Protect America’s technology advantages. As the margin of U.S. technological advantage narrows and foreign efforts to acquire American know-how and dual-use technologies increase, the United States must reexamine how to best protect ideas, technology, and companies without unduly hindering  innovation. The United States must:

First,modernize export controls and foreign investment screening to better protect critical dual-use technologies—including by building regulatory capacity and fully implementing recent legislative reforms, implementing coordinated export controls on advanced semiconductor manufacturing equipment with allies, and expanding disclosure requirements for investors from competitor nations.


Second, protect the U.S. research enterprise as a national asset—by providing government agencies, law enforcement, and research institutions with tools and resources to conduct nuanced risk assessments and share information on specific threats and tactics, coordinating research protection efforts with allies and partners, bolstering cybersecurity support for research institutions, and strengthening visa vetting to limit problematic research collaborations.

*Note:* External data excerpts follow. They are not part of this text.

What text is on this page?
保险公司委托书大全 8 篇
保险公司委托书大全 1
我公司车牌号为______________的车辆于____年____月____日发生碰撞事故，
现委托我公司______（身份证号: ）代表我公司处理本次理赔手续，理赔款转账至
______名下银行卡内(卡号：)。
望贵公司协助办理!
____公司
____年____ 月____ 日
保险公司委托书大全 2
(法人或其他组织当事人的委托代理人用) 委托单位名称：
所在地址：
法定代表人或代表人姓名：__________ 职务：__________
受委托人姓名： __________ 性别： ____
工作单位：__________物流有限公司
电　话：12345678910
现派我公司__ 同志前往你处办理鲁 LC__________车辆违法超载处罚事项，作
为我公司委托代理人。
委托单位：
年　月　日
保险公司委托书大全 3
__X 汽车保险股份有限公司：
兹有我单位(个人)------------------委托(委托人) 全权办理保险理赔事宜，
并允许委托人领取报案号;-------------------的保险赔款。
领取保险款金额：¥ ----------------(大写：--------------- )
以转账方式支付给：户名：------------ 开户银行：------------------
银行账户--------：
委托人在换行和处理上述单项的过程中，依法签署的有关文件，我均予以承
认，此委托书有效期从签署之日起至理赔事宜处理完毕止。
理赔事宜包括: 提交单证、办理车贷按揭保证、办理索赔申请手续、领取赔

Build a favorable international technology order. The United States must work hand-inhand with allies and partners to promote the use of emerging technologies to strengthen democratic norms and values, coordinate policies and investments to advance global adoption of digital infrastructure and technologies, defend the integrity of international technical standards, cooperate to advance AI innovation, and share practices and resources to defend against malign uses of technology and the influence of authoritarian states in democratic societies. The United States should lead an Emerging Technology Coalition to achieve these goals and establish a Multilateral AI Research Institute to enhance the United States’ position as a global research hub for emerging technology. The Department of State should be reoriented, reorganized, and resourced to lead diplomacy in emerging technologies.

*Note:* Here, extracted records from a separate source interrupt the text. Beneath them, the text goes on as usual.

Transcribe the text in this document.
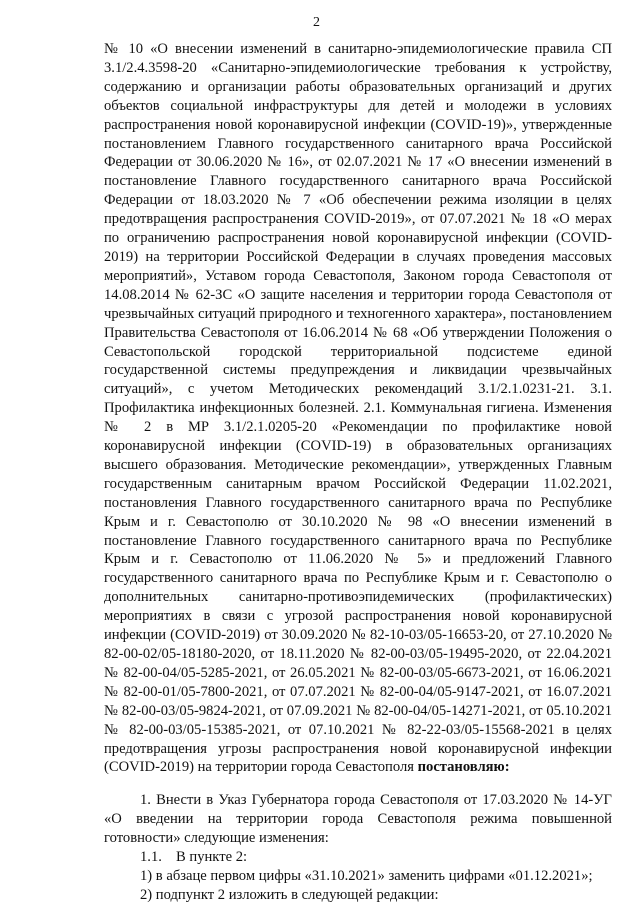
2

№ 10 «О внесении изменений в санитарно-эпидемиологические правила СП 3.1/2.4.3598-20 «Санитарно-эпидемиологические требования к устройству, содержанию и организации работы образовательных организаций и других объектов социальной инфраструктуры для детей и молодежи в условиях распространения новой коронавирусной инфекции (COVID-19)», утвержденные постановлением Главного государственного санитарного врача Российской Федерации от 30.06.2020 № 16», от 02.07.2021 № 17 «О внесении изменений в постановление Главного государственного санитарного врача Российской Федерации от 18.03.2020 № 7 «Об обеспечении режима изоляции в целях предотвращения распространения COVID-2019», от 07.07.2021 № 18 «О мерах по ограничению распространения новой коронавирусной инфекции (COVID-2019) на территории Российской Федерации в случаях проведения массовых мероприятий», Уставом города Севастополя, Законом города Севастополя от 14.08.2014 № 62-ЗС «О защите населения и территории города Севастополя от чрезвычайных ситуаций природного и техногенного характера», постановлением Правительства Севастополя от 16.06.2014 № 68 «Об утверждении Положения о Севастопольской городской территориальной подсистеме единой государственной системы предупреждения и ликвидации чрезвычайных ситуаций», с учетом Методических рекомендаций 3.1/2.1.0231-21. 3.1. Профилактика инфекционных болезней. 2.1. Коммунальная гигиена. Изменения № 2 в МР 3.1/2.1.0205-20 «Рекомендации по профилактике новой коронавирусной инфекции (COVID-19) в образовательных организациях высшего образования. Методические рекомендации», утвержденных Главным государственным санитарным врачом Российской Федерации 11.02.2021, постановления Главного государственного санитарного врача по Республике Крым и г. Севастополю от 30.10.2020 № 98 «О внесении изменений в постановление Главного государственного санитарного врача по Республике Крым и г. Севастополю от 11.06.2020 № 5» и предложений Главного государственного санитарного врача по Республике Крым и г. Севастополю о дополнительных санитарно-противоэпидемических (профилактических) мероприятиях в связи с угрозой распространения новой коронавирусной инфекции (COVID-2019) от 30.09.2020 № 82-10-03/05-16653-20, от 27.10.2020 № 82-00-02/05-18180-2020, от 18.11.2020 № 82-00-03/05-19495-2020, от 22.04.2021 № 82-00-04/05-5285-2021, от 26.05.2021 № 82-00-03/05-6673-2021, от 16.06.2021 № 82-00-01/05-7800-2021, от 07.07.2021 № 82-00-04/05-9147-2021, от 16.07.2021 № 82-00-03/05-9824-2021, от 07.09.2021 № 82-00-04/05-14271-2021, от 05.10.2021 № 82-00-03/05-15385-2021, от 07.10.2021 № 82-22-03/05-15568-2021 в целях предотвращения угрозы распространения новой коронавирусной инфекции (COVID-2019) на территории города Севастополя постановляю:

1. Внести в Указ Губернатора города Севастополя от 17.03.2020 № 14-УГ «О введении на территории города Севастополя режима повышенной готовности» следующие изменения:

1.1. В пункте 2:

1) в абзаце первом цифры «31.10.2021» заменить цифрами «01.12.2021»;

2) подпункт 2 изложить в следующей редакции:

Win the associated technologies competitions. Leadership in AI is necessary but not sufficient for overall U.S. technological leadership. AI sits at the center of the constellation of emerging technologies, enabling some and enabled by others. The United States must therefore develop a single, authoritative list of the technologies that will underpin national competitiveness in the 21st century and take bold action to catalyze U.S. leadership in AI, microelectronics, biotechnology, quantum computing, 5G, robotics and autonomous systems, additive manufacturing, and energy storage technology. U.S. leadership across these technologies requires investing in specific platforms that will enable transformational breakthroughs and building vibrant domestic manufacturing ecosystems in each. At the same time, the government will need to continuously identify and prioritize emerging technologies farther over the horizon.

Conclusion
This new era of competition promises to change the world we live in and how we live within it. We can either shape the change to come or be swept along by it. We now know that the uses of AI in all aspects of life will grow and the pace of innovation will continue to accelerate. We know adversaries are determined to turn AI capabilities against us. We know China is determined to surpass us in AI leadership. We know advances in AI build on themselves and confer significant firstmover advantages. Now we must act. The principles we establish, the federal investments we make, the national security applications we field, the organizations we redesign, the partnerships we forge, the coalitions we build, and the talent we cultivate will set America’s strategic course. The United States should invest what it takes to maintain its innovation leadership, to responsibly use AI to defend free people and free societies, and to advance the frontiers of science for the benefit of all humanity. AI is going to reorganize the world. America must lead the charge.